Memorial Of Saint Paul VI, Pope

Wednesday of week 8 in Ordinary Time 

1 Peter 1:18-25
Ps 147:12-15,19-20
Mark 10:32-45


The cross is an indescribable symbol in the Greco-Roman civilization. It represents suffering and pain leading to death. Each page of the gospel illustrates Jesus’ teachings on the cross, and in today’s gospel, we are reminded of the path of the cross, which the Messiah took to bring us salvation. Thomas A. Kempis once said that salvation and eternal life can only be found through the cross.

The first reading from the first letter of Peter emphasizes the significance of Christ’s death and resurrection. The image of the “spotless, unblemished Lamb” sacrificed on the cross bought us eternal life with God.

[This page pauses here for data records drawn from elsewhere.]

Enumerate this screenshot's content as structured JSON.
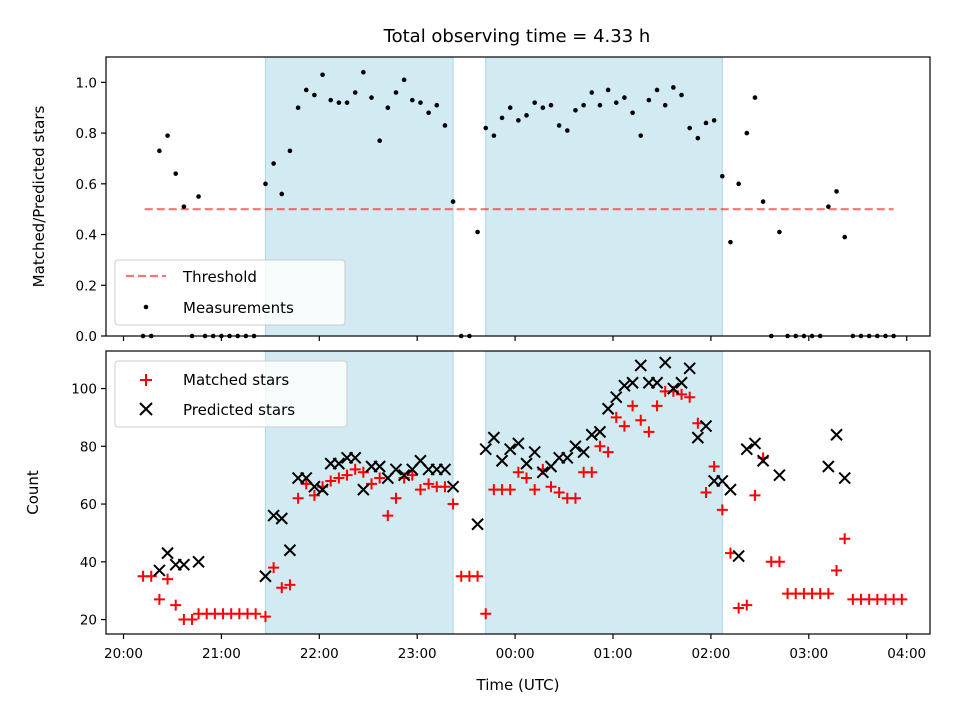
{
  "figure": {
    "title": "Total observing time = 4.33 h",
    "xlabel": "Time (UTC)"
  },
  "colors": {
    "shade": "#add8e6",
    "threshold": "#ff0000",
    "measurement": "#000000",
    "matched": "#ff0000",
    "predicted": "#000000"
  },
  "chart_data": [
    {
      "type": "scatter",
      "panel": "top",
      "ylabel": "Matched/Predicted stars",
      "ylim": [
        0,
        1.1
      ],
      "yticks": [
        0.0,
        0.2,
        0.4,
        0.6,
        0.8,
        1.0
      ],
      "ytick_labels": [
        "0.0",
        "0.2",
        "0.4",
        "0.6",
        "0.8",
        "1.0"
      ],
      "threshold": {
        "name": "Threshold",
        "value": 0.5,
        "x_start": "20:13",
        "x_end": "03:52"
      },
      "shaded_intervals": [
        [
          "21:27",
          "23:22"
        ],
        [
          "23:42",
          "02:07"
        ]
      ],
      "legend_location": "lower-left",
      "series": [
        {
          "name": "Measurements",
          "points": [
            [
              "20:12",
              0
            ],
            [
              "20:17",
              0
            ],
            [
              "20:22",
              0.73
            ],
            [
              "20:27",
              0.79
            ],
            [
              "20:32",
              0.64
            ],
            [
              "20:37",
              0.51
            ],
            [
              "20:42",
              0
            ],
            [
              "20:46",
              0.55
            ],
            [
              "20:50",
              0
            ],
            [
              "20:55",
              0
            ],
            [
              "21:00",
              0
            ],
            [
              "21:05",
              0
            ],
            [
              "21:10",
              0
            ],
            [
              "21:15",
              0
            ],
            [
              "21:20",
              0
            ],
            [
              "21:27",
              0.6
            ],
            [
              "21:32",
              0.68
            ],
            [
              "21:37",
              0.56
            ],
            [
              "21:42",
              0.73
            ],
            [
              "21:47",
              0.9
            ],
            [
              "21:52",
              0.97
            ],
            [
              "21:57",
              0.95
            ],
            [
              "22:02",
              1.03
            ],
            [
              "22:07",
              0.93
            ],
            [
              "22:12",
              0.92
            ],
            [
              "22:17",
              0.92
            ],
            [
              "22:22",
              0.96
            ],
            [
              "22:27",
              1.04
            ],
            [
              "22:32",
              0.94
            ],
            [
              "22:37",
              0.77
            ],
            [
              "22:42",
              0.9
            ],
            [
              "22:47",
              0.96
            ],
            [
              "22:52",
              1.01
            ],
            [
              "22:57",
              0.93
            ],
            [
              "23:02",
              0.92
            ],
            [
              "23:07",
              0.88
            ],
            [
              "23:12",
              0.91
            ],
            [
              "23:17",
              0.83
            ],
            [
              "23:22",
              0.53
            ],
            [
              "23:27",
              0
            ],
            [
              "23:32",
              0
            ],
            [
              "23:37",
              0.41
            ],
            [
              "23:42",
              0.82
            ],
            [
              "23:47",
              0.79
            ],
            [
              "23:52",
              0.86
            ],
            [
              "23:57",
              0.9
            ],
            [
              "00:02",
              0.85
            ],
            [
              "00:07",
              0.87
            ],
            [
              "00:12",
              0.92
            ],
            [
              "00:17",
              0.9
            ],
            [
              "00:22",
              0.91
            ],
            [
              "00:27",
              0.83
            ],
            [
              "00:32",
              0.81
            ],
            [
              "00:37",
              0.89
            ],
            [
              "00:42",
              0.91
            ],
            [
              "00:47",
              0.96
            ],
            [
              "00:52",
              0.91
            ],
            [
              "00:57",
              0.97
            ],
            [
              "01:02",
              0.92
            ],
            [
              "01:07",
              0.94
            ],
            [
              "01:12",
              0.88
            ],
            [
              "01:17",
              0.79
            ],
            [
              "01:22",
              0.93
            ],
            [
              "01:27",
              0.97
            ],
            [
              "01:32",
              0.91
            ],
            [
              "01:37",
              0.98
            ],
            [
              "01:42",
              0.95
            ],
            [
              "01:47",
              0.82
            ],
            [
              "01:52",
              0.78
            ],
            [
              "01:57",
              0.84
            ],
            [
              "02:02",
              0.85
            ],
            [
              "02:07",
              0.63
            ],
            [
              "02:12",
              0.37
            ],
            [
              "02:17",
              0.6
            ],
            [
              "02:22",
              0.8
            ],
            [
              "02:27",
              0.94
            ],
            [
              "02:32",
              0.53
            ],
            [
              "02:37",
              0
            ],
            [
              "02:42",
              0.41
            ],
            [
              "02:47",
              0
            ],
            [
              "02:52",
              0
            ],
            [
              "02:57",
              0
            ],
            [
              "03:02",
              0
            ],
            [
              "03:07",
              0
            ],
            [
              "03:12",
              0.51
            ],
            [
              "03:17",
              0.57
            ],
            [
              "03:22",
              0.39
            ],
            [
              "03:27",
              0
            ],
            [
              "03:32",
              0
            ],
            [
              "03:37",
              0
            ],
            [
              "03:42",
              0
            ],
            [
              "03:47",
              0
            ],
            [
              "03:52",
              0
            ]
          ]
        }
      ]
    },
    {
      "type": "scatter",
      "panel": "bottom",
      "ylabel": "Count",
      "ylim": [
        15,
        113
      ],
      "yticks": [
        20,
        40,
        60,
        80,
        100
      ],
      "ytick_labels": [
        "20",
        "40",
        "60",
        "80",
        "100"
      ],
      "xlim": [
        "19:52",
        "04:12"
      ],
      "xticks": [
        "20:00",
        "21:00",
        "22:00",
        "23:00",
        "00:00",
        "01:00",
        "02:00",
        "03:00",
        "04:00"
      ],
      "shaded_intervals": [
        [
          "21:27",
          "23:22"
        ],
        [
          "23:42",
          "02:07"
        ]
      ],
      "legend_location": "upper-left",
      "series": [
        {
          "name": "Matched stars",
          "marker": "plus",
          "points": [
            [
              "20:12",
              35
            ],
            [
              "20:17",
              35
            ],
            [
              "20:22",
              27
            ],
            [
              "20:27",
              34
            ],
            [
              "20:32",
              25
            ],
            [
              "20:37",
              20
            ],
            [
              "20:42",
              20
            ],
            [
              "20:46",
              22
            ],
            [
              "20:51",
              22
            ],
            [
              "20:56",
              22
            ],
            [
              "21:01",
              22
            ],
            [
              "21:06",
              22
            ],
            [
              "21:11",
              22
            ],
            [
              "21:16",
              22
            ],
            [
              "21:21",
              22
            ],
            [
              "21:27",
              21
            ],
            [
              "21:32",
              38
            ],
            [
              "21:37",
              31
            ],
            [
              "21:42",
              32
            ],
            [
              "21:47",
              62
            ],
            [
              "21:52",
              67
            ],
            [
              "21:57",
              63
            ],
            [
              "22:02",
              66
            ],
            [
              "22:07",
              68
            ],
            [
              "22:12",
              69
            ],
            [
              "22:17",
              70
            ],
            [
              "22:22",
              72
            ],
            [
              "22:27",
              71
            ],
            [
              "22:32",
              67
            ],
            [
              "22:37",
              69
            ],
            [
              "22:42",
              56
            ],
            [
              "22:47",
              62
            ],
            [
              "22:52",
              69
            ],
            [
              "22:57",
              70
            ],
            [
              "23:02",
              65
            ],
            [
              "23:07",
              67
            ],
            [
              "23:12",
              66
            ],
            [
              "23:17",
              66
            ],
            [
              "23:22",
              60
            ],
            [
              "23:27",
              35
            ],
            [
              "23:32",
              35
            ],
            [
              "23:37",
              35
            ],
            [
              "23:42",
              22
            ],
            [
              "23:47",
              65
            ],
            [
              "23:52",
              65
            ],
            [
              "23:57",
              65
            ],
            [
              "00:02",
              71
            ],
            [
              "00:07",
              69
            ],
            [
              "00:12",
              65
            ],
            [
              "00:17",
              72
            ],
            [
              "00:22",
              66
            ],
            [
              "00:27",
              64
            ],
            [
              "00:32",
              62
            ],
            [
              "00:37",
              62
            ],
            [
              "00:42",
              71
            ],
            [
              "00:47",
              71
            ],
            [
              "00:52",
              80
            ],
            [
              "00:57",
              78
            ],
            [
              "01:02",
              90
            ],
            [
              "01:07",
              87
            ],
            [
              "01:12",
              94
            ],
            [
              "01:17",
              89
            ],
            [
              "01:22",
              85
            ],
            [
              "01:27",
              94
            ],
            [
              "01:32",
              99
            ],
            [
              "01:37",
              99
            ],
            [
              "01:42",
              98
            ],
            [
              "01:47",
              97
            ],
            [
              "01:52",
              88
            ],
            [
              "01:57",
              64
            ],
            [
              "02:02",
              73
            ],
            [
              "02:07",
              58
            ],
            [
              "02:12",
              43
            ],
            [
              "02:17",
              24
            ],
            [
              "02:22",
              25
            ],
            [
              "02:27",
              63
            ],
            [
              "02:32",
              76
            ],
            [
              "02:37",
              40
            ],
            [
              "02:42",
              40
            ],
            [
              "02:47",
              29
            ],
            [
              "02:52",
              29
            ],
            [
              "02:57",
              29
            ],
            [
              "03:02",
              29
            ],
            [
              "03:07",
              29
            ],
            [
              "03:12",
              29
            ],
            [
              "03:17",
              37
            ],
            [
              "03:22",
              48
            ],
            [
              "03:27",
              27
            ],
            [
              "03:32",
              27
            ],
            [
              "03:37",
              27
            ],
            [
              "03:42",
              27
            ],
            [
              "03:47",
              27
            ],
            [
              "03:52",
              27
            ],
            [
              "03:57",
              27
            ]
          ]
        },
        {
          "name": "Predicted stars",
          "marker": "x",
          "points": [
            [
              "20:22",
              37
            ],
            [
              "20:27",
              43
            ],
            [
              "20:32",
              39
            ],
            [
              "20:37",
              39
            ],
            [
              "20:46",
              40
            ],
            [
              "21:27",
              35
            ],
            [
              "21:32",
              56
            ],
            [
              "21:37",
              55
            ],
            [
              "21:42",
              44
            ],
            [
              "21:47",
              69
            ],
            [
              "21:52",
              69
            ],
            [
              "21:57",
              66
            ],
            [
              "22:02",
              65
            ],
            [
              "22:07",
              74
            ],
            [
              "22:12",
              74
            ],
            [
              "22:17",
              76
            ],
            [
              "22:22",
              76
            ],
            [
              "22:27",
              65
            ],
            [
              "22:32",
              73
            ],
            [
              "22:37",
              73
            ],
            [
              "22:42",
              69
            ],
            [
              "22:47",
              72
            ],
            [
              "22:52",
              70
            ],
            [
              "22:57",
              72
            ],
            [
              "23:02",
              75
            ],
            [
              "23:07",
              72
            ],
            [
              "23:12",
              72
            ],
            [
              "23:17",
              72
            ],
            [
              "23:22",
              66
            ],
            [
              "23:37",
              53
            ],
            [
              "23:42",
              79
            ],
            [
              "23:47",
              83
            ],
            [
              "23:52",
              75
            ],
            [
              "23:57",
              79
            ],
            [
              "00:02",
              81
            ],
            [
              "00:07",
              74
            ],
            [
              "00:12",
              78
            ],
            [
              "00:17",
              71
            ],
            [
              "00:22",
              73
            ],
            [
              "00:27",
              76
            ],
            [
              "00:32",
              76
            ],
            [
              "00:37",
              80
            ],
            [
              "00:42",
              78
            ],
            [
              "00:47",
              84
            ],
            [
              "00:52",
              85
            ],
            [
              "00:57",
              93
            ],
            [
              "01:02",
              97
            ],
            [
              "01:07",
              101
            ],
            [
              "01:12",
              102
            ],
            [
              "01:17",
              108
            ],
            [
              "01:22",
              102
            ],
            [
              "01:27",
              102
            ],
            [
              "01:32",
              109
            ],
            [
              "01:37",
              100
            ],
            [
              "01:42",
              102
            ],
            [
              "01:47",
              107
            ],
            [
              "01:52",
              83
            ],
            [
              "01:57",
              87
            ],
            [
              "02:02",
              68
            ],
            [
              "02:07",
              68
            ],
            [
              "02:12",
              65
            ],
            [
              "02:17",
              42
            ],
            [
              "02:22",
              79
            ],
            [
              "02:27",
              81
            ],
            [
              "02:32",
              75
            ],
            [
              "02:42",
              70
            ],
            [
              "03:12",
              73
            ],
            [
              "03:17",
              84
            ],
            [
              "03:22",
              69
            ]
          ]
        }
      ]
    }
  ]
}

Not only is the “Blood of Christ imperishable,” but His word is as well. This truth is evident as the Gospel message has influenced Christ’s followers for over two thousand years.

The Gospel speaks of the challenge of drinking from the “chalice” that Christ drinks from and being baptized with Christ. Jesus addressed James and John, who were seeking positions of power in His “kingdom.”

They did not fully comprehend the implications of their request until the day of Pentecost and their deaths. Similarly, we grow into our faith and understanding of Baptism and Confirmation through immersing ourselves in following Christ’s teachings and actions.

Today, the Church commemorates Pope Pius VI, who was elected to the papacy after the death of Saint John XXIII. He oversaw the Second Vatican Council to its conclusion in 1965 and led the Church into the modern world.

During his fifteen-year papacy, he had a significant meeting with the Greek Patriarch, established World Peace Day, and authored the encyclical Humanae Vitae, which has had a profound impact on Catholics and the world’s view of human life.

Ultimately, the most challenging aspect of life is living as a true Christian. I am deeply grateful that the Church provides Sacraments to support us on our faith journey because no one can do it alone.

The gifts and graces received through the Sacraments urge us to become the person God created us to be. It’s important to remember that God’s mercy, love, and forgiveness surpass our imagination.